Dave dropped his head into his hands and said, “Oh, God.”

Joe put his hand on his friend’s arm.

“I’m so sorry, Dave.”

A long moment passed before Dave could speak again.

“Thanks, Joe, but I have to tell you, I’m furious. Dad was strong. He lifted cases of wine. He could work all day.

“And here’s the thing, Joe. Dad wasn’t the first of Murray’s patients to die suddenly. From what I could find out just from reading obituaries, he was the third of Murray’s patients to die suddenly this year.”

“The deaths were all suspicious?”

“Yes. Mild heart attack in one case, and two were complications from aneurysms, like Dad.”

Joe nodded, thought about Ray. He’d been seventy-two, a vigorous seventy-two, but still, an age where heart attacks and strokes were not uncommon.

Dave gently shook Joe’s arm, bringing him back to the moment.

“Will you help me, Joe? He never got that MRI, and maybe that scan would have given Murray a clue. But he didn’t get it. I don’t know if my father’s death was due to gross malpractice, or if Murray gets off on snuffing his patients. But I do know this: my father died inexplicably under Alex Murray’s care, and that needs to be investigated.”

“What about going to the police, Dave?”

“I don’t want to stir up the hospital’s lawyers. Not until I have something solid to go on. Joe. Will you help me? I can’t let him get away with this.”

 

 

CHAPTER 29

 

 

FRIDAY MORNING, CONKLIN and I were hunched over our computers, fleshing out backgrounds of the people on the Barons’ guest list from their recent movie premiere party, building a database of their friends and contacts.

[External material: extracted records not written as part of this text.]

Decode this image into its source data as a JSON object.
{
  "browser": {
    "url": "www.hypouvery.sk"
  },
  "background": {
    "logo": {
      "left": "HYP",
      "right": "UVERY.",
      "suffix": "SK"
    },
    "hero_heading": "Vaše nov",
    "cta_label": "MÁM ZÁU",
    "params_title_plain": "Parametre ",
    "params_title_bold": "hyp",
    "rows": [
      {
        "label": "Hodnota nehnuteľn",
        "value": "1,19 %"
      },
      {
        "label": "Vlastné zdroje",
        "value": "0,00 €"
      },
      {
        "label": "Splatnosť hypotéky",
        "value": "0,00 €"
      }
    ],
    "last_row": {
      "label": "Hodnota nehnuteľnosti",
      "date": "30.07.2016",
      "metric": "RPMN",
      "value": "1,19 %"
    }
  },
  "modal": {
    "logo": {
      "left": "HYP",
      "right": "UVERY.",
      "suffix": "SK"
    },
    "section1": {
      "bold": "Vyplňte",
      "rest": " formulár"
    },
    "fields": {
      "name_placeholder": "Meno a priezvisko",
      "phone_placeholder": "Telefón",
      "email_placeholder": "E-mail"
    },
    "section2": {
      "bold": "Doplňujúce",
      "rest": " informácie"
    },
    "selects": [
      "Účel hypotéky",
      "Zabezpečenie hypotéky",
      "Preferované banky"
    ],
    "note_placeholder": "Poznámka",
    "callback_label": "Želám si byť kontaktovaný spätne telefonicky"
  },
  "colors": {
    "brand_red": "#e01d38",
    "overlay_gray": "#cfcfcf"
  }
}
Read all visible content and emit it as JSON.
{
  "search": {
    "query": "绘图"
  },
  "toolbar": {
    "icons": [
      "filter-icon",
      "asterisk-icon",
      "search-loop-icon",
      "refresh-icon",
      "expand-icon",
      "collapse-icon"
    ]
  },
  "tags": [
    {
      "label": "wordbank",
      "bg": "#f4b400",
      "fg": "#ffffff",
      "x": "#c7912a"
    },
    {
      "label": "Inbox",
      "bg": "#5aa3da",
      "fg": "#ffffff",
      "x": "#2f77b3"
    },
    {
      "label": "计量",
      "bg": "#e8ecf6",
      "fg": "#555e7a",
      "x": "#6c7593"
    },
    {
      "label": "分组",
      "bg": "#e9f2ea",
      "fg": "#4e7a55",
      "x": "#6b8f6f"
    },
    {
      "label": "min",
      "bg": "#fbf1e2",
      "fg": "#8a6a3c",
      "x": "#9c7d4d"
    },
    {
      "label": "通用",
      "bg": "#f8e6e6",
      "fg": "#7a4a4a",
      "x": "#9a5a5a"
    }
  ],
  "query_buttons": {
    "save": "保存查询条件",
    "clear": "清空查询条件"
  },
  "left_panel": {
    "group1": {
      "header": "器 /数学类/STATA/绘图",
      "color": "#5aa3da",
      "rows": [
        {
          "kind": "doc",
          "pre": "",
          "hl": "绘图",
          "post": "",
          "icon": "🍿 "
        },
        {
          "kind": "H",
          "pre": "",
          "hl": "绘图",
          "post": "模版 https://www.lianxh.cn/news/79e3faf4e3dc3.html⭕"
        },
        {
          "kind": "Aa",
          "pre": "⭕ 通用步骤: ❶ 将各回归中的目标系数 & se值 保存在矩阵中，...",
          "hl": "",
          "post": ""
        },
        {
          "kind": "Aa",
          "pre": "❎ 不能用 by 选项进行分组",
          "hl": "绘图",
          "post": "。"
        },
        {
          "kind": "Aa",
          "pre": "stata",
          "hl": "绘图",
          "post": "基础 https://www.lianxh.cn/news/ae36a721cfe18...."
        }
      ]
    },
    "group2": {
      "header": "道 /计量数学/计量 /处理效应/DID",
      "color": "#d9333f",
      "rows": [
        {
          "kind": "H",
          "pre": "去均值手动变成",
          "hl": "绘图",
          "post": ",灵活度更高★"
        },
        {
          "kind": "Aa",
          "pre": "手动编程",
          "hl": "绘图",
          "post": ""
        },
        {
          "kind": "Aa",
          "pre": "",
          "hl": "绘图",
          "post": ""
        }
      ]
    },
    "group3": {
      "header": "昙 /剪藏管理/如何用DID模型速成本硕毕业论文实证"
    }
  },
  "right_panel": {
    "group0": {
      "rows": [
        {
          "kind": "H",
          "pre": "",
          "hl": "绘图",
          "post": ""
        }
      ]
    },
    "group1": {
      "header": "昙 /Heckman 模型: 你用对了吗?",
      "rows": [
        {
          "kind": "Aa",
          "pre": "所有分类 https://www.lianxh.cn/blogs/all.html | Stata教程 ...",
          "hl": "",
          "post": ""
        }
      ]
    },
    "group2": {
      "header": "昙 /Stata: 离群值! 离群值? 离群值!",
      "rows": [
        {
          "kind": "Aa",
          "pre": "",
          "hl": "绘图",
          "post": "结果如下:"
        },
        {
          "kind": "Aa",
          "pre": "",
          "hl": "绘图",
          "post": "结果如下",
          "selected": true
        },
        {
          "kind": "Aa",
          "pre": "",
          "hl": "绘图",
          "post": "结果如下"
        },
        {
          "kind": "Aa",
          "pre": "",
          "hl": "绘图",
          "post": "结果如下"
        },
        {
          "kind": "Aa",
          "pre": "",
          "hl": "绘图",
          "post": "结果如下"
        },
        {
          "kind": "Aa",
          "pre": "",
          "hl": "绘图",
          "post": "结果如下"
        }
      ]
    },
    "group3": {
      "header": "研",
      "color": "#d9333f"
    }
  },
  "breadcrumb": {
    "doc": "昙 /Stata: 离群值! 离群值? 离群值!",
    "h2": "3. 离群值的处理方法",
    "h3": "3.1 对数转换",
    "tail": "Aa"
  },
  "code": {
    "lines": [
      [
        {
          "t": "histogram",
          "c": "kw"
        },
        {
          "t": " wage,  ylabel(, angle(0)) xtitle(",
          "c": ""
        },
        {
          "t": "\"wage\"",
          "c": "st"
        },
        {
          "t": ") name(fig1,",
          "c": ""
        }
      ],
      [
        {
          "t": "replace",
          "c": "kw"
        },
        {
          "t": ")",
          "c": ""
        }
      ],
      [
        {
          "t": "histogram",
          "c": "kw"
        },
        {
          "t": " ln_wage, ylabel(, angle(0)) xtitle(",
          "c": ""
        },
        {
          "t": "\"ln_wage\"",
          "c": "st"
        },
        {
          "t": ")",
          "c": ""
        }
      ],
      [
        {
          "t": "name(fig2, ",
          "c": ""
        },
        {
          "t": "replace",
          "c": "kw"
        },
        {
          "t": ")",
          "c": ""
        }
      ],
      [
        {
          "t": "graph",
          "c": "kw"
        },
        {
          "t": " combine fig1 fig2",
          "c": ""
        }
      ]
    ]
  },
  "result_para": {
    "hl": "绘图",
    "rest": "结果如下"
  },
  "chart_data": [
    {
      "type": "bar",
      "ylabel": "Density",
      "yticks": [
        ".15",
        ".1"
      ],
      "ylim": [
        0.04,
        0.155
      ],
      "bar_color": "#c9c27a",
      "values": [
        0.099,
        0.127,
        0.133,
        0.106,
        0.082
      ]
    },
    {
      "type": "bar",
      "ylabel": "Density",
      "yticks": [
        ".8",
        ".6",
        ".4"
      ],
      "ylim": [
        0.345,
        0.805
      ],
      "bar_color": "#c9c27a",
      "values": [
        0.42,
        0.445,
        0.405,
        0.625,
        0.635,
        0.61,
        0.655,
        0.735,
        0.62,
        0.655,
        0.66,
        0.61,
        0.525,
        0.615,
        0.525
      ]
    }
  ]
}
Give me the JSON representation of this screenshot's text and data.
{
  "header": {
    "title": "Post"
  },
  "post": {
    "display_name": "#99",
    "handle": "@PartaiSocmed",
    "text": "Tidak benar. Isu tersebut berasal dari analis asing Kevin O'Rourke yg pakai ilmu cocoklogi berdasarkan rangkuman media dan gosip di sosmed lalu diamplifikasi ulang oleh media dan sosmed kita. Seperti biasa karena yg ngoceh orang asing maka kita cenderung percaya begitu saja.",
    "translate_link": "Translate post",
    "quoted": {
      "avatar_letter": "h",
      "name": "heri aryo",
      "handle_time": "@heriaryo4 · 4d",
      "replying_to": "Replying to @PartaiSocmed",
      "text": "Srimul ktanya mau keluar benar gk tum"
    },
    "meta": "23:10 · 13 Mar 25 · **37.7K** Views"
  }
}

As we worked, we texted notes of interest to each other, and there were tidbits aplenty: affairs, snubs, slights, and fist-fights, parts in movies, book and record sales numbers. We found nothing criminal.

We took a break when Judy Bernard, head of Narcotics and Organized Crime, joined us. We showed her our list, and after a long couple of minutes she said, “I know some of these folks, of course. But I don’t see any wholesale drug honchos here.”

My phone rang. It was Brady.

“I’ve got something,” he said.

I turned toward the rear of the squad room and saw that Brady was down from his office on the fifth floor. He waved to us from his glassed-in cubicle.

I thanked Bernard for the consult. She said, “No problem. Keep the faith.”

A minute later my partner and I dropped into the chairs across the desk from Lieutenant Jackson Brady, friend and chief.

He got right into it.

“A Mr. Alan Newton lives right behind the Baron house. His property faces south. He was walking his dogs with his wife a few days ago and took some neighborhood pics to send to his daughter in Amarillo. Then when he looked at his photos, this shot raised his hackles.”

Brady opened a manila folder, took out a photo, and passed it over.

Conklin and I looked at the photo of a woman posing with two dachshunds.

“What are we looking at?”

Conklin stabbed the photo. Behind the dogs was a car pulled over to the curb and a man leaning on the frame of his open car door. He was wearing a camo jacket and a knit cap, and he was holding a short tube up to his eye.